Investing.com - The U.S. dollar edged higher against the Canadian dollar on Monday, in spite of crude oil prices being close to nine-month highs, as concerns over the conflict in Iraq underpinned safe haven demand for the greenback.
USD/CAD edged up 0.12% to 1.0869 from 1.0853 late Friday.
The pair was likely to find support at 1.0821, the low of May 30 and resistance at 1.0905, Wednesday’s high.
Crude oil prices touched session highs of $106.78 on Monday, as concerns over the ongoing Sunni insurgency in Iraq fuelled fears over the impact of reduced output from one of the world''s largest oil producers.
While higher oil prices normally boost the commodity-linked Canadian dollar, the flight to safety arising from the conflict and concerns over the impact on global economic growth offset that.
In the U.S., data on Monday showed that manufacturing activity in the Empire State expanded more quickly than forecast in June.
The Federal Reserve Bank of New York said that its general business conditions index increased to 19.28 this month from a reading of 19.01 in May.
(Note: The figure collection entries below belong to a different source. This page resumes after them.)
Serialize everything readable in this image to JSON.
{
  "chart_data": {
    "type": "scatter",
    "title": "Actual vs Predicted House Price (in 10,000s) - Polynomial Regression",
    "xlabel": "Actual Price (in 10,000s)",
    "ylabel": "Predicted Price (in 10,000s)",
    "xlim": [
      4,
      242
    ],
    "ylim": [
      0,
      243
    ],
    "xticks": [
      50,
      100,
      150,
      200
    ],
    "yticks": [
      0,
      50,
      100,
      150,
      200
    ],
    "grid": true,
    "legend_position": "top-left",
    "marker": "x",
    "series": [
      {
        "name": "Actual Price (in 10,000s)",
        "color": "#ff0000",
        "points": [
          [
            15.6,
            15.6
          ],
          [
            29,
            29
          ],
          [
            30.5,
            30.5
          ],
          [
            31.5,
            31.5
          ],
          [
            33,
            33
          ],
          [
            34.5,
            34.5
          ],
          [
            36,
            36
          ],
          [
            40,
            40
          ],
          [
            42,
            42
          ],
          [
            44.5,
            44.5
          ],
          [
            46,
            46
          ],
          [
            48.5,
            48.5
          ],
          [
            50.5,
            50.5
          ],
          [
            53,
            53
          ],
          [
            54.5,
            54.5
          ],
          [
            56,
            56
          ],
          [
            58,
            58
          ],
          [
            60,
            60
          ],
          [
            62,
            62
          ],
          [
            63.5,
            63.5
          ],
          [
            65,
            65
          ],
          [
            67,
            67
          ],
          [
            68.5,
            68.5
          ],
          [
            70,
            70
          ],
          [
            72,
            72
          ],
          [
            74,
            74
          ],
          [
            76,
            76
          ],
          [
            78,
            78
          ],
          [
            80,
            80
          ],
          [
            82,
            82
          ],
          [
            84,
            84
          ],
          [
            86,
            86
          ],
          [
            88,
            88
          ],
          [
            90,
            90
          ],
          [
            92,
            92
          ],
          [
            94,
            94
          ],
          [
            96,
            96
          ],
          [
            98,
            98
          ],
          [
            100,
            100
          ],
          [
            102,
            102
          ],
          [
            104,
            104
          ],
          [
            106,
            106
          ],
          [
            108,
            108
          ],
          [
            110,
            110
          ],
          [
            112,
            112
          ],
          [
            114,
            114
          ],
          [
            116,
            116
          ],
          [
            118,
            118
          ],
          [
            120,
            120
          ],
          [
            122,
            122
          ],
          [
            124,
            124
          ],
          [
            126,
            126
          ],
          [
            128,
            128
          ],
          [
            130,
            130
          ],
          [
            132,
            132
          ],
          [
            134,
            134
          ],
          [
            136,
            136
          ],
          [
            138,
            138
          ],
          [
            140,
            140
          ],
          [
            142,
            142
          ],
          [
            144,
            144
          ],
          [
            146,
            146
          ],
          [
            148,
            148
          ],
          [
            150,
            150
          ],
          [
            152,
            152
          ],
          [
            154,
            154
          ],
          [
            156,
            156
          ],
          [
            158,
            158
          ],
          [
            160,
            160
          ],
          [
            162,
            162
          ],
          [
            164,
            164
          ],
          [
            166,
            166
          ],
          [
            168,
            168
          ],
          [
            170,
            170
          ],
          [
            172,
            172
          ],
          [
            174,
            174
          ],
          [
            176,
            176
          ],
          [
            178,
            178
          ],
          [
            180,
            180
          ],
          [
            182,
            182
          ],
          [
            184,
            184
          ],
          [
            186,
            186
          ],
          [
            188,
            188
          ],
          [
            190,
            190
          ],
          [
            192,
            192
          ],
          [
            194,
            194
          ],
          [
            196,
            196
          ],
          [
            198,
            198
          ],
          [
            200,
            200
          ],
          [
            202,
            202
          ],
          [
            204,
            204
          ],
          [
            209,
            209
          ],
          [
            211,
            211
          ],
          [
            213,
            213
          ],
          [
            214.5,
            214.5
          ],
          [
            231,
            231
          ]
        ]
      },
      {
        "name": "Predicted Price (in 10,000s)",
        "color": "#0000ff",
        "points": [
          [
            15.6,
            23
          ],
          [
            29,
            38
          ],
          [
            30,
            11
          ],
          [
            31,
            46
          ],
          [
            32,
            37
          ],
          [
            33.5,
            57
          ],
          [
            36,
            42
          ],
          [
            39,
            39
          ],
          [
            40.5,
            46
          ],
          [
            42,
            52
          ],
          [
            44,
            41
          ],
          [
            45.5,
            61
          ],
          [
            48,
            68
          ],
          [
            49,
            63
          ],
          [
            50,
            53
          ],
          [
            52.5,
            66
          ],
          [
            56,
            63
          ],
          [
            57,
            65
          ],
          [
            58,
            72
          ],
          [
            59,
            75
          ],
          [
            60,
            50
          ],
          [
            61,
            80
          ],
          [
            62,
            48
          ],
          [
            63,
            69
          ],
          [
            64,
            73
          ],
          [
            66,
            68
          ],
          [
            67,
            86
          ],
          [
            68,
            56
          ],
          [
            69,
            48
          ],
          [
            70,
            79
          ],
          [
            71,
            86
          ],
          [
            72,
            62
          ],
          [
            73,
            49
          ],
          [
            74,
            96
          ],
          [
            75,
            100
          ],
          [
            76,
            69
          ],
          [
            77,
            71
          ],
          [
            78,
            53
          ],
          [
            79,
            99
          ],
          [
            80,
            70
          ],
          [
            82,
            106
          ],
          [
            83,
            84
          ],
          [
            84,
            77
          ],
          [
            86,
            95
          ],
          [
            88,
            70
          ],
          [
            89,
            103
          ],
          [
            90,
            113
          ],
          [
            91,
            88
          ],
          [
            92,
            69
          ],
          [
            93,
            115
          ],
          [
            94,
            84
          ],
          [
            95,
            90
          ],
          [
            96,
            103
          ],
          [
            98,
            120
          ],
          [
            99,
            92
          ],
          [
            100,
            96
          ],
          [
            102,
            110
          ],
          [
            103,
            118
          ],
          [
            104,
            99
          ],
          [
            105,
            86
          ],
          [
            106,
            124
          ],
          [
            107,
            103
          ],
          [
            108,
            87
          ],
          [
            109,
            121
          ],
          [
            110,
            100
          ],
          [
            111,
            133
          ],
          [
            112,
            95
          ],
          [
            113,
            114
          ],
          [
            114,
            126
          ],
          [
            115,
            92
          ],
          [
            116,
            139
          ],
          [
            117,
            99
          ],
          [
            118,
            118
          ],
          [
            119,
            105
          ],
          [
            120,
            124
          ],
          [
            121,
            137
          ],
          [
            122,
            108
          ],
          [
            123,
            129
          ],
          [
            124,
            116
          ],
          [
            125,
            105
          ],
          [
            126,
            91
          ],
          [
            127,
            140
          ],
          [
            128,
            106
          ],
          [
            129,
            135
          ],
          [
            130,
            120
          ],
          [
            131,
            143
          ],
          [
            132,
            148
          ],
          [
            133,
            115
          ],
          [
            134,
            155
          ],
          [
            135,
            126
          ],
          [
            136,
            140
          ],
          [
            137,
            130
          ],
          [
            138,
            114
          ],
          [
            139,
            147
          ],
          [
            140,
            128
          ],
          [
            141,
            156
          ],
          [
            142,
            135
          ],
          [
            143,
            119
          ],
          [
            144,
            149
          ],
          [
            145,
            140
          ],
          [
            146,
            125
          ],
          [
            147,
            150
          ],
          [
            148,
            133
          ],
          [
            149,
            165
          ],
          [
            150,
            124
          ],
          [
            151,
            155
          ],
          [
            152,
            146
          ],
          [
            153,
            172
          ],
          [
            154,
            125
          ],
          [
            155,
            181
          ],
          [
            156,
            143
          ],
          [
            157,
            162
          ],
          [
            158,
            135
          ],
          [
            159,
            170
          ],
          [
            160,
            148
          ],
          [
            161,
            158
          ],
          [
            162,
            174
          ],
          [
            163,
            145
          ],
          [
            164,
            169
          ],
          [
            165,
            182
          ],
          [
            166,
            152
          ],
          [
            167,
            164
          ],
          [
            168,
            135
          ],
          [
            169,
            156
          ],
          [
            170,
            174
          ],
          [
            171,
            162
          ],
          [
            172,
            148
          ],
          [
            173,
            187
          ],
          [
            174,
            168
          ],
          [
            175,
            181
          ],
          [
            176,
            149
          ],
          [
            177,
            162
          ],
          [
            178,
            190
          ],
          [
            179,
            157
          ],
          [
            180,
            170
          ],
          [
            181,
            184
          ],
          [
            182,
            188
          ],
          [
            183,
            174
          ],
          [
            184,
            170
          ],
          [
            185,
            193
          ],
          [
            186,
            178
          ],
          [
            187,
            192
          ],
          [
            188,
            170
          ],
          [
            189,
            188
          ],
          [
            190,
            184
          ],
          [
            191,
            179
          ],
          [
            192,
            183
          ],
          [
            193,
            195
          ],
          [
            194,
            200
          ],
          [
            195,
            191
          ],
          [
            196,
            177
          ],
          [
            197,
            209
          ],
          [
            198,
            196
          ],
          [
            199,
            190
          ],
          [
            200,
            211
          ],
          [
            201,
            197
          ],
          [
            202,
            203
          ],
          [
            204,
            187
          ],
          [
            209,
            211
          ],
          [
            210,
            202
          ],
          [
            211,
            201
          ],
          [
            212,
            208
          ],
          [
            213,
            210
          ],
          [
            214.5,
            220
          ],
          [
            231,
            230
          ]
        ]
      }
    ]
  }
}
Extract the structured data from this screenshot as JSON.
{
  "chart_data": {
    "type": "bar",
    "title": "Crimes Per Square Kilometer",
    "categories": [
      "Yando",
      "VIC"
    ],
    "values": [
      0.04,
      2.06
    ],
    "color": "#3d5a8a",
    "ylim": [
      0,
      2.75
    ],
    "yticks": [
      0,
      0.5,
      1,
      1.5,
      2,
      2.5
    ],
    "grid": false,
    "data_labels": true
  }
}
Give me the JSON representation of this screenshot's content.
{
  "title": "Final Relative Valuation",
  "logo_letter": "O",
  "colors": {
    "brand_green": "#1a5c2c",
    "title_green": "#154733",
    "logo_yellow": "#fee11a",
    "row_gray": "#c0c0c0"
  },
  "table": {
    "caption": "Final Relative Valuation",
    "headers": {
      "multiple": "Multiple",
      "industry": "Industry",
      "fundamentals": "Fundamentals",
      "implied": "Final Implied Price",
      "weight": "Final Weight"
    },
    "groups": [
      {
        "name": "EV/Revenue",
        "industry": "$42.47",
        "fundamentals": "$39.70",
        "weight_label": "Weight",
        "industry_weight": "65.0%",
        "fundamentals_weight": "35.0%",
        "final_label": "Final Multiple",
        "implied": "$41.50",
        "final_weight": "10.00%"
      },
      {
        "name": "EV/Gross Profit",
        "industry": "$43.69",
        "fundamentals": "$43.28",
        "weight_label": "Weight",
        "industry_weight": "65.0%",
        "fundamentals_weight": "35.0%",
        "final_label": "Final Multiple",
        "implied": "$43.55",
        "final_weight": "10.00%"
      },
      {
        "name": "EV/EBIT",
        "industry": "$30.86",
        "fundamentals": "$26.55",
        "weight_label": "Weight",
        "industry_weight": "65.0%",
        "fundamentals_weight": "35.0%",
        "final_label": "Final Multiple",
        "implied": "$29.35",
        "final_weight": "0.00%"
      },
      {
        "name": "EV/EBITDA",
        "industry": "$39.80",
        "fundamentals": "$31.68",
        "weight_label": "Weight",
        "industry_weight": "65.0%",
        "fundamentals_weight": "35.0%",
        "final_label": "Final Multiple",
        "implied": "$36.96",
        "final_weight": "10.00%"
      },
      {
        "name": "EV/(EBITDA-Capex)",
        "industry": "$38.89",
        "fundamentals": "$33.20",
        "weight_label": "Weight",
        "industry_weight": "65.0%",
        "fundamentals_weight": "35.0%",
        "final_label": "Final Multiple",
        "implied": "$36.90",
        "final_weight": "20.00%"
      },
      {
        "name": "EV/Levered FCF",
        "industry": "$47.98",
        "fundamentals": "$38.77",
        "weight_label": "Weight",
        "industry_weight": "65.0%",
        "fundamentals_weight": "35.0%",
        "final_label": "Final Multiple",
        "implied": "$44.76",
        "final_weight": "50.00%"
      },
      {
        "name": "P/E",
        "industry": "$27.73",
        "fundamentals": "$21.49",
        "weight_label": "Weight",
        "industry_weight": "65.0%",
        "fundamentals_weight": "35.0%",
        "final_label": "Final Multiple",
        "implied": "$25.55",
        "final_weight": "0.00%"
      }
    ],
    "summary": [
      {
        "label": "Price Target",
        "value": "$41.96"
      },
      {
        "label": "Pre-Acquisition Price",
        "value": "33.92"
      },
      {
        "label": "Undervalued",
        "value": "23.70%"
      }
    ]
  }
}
Analysts had expected the index to decline to 15.0.
The report indicated that labor market conditions continued to improve, with indexes pointing to a modest increase in employment levels and hours worked.
A separate report showed that foreign investors’ acquisitions of Canadian securities increased in April.
Foreign investment totalled C$10.13 billion in April, above expectations for purchases of C$4.27 billion. Foreign investors sold C$1.41 billion worth of Canadian securities in March.
At the same time, Canadian investment in foreign securities slowed to C$2.5 billion.
Elsewhere Monday, the euro pushed higher against the Canadian dollar, with EUR/CAD rising 0.26% to 1.4736, recovering from the six month trough of 1.4669 set last Thursday.
The euro has weakened broadly since the European Central Bank eased monetary policy earlier this month, in a bid to tackle persistently low levels on inflation in the euro area.
Data released on Monday confirmed that the annual rate of inflation in the euro zone remained unchanged at a four-and-a-half year low of 0.5% in May.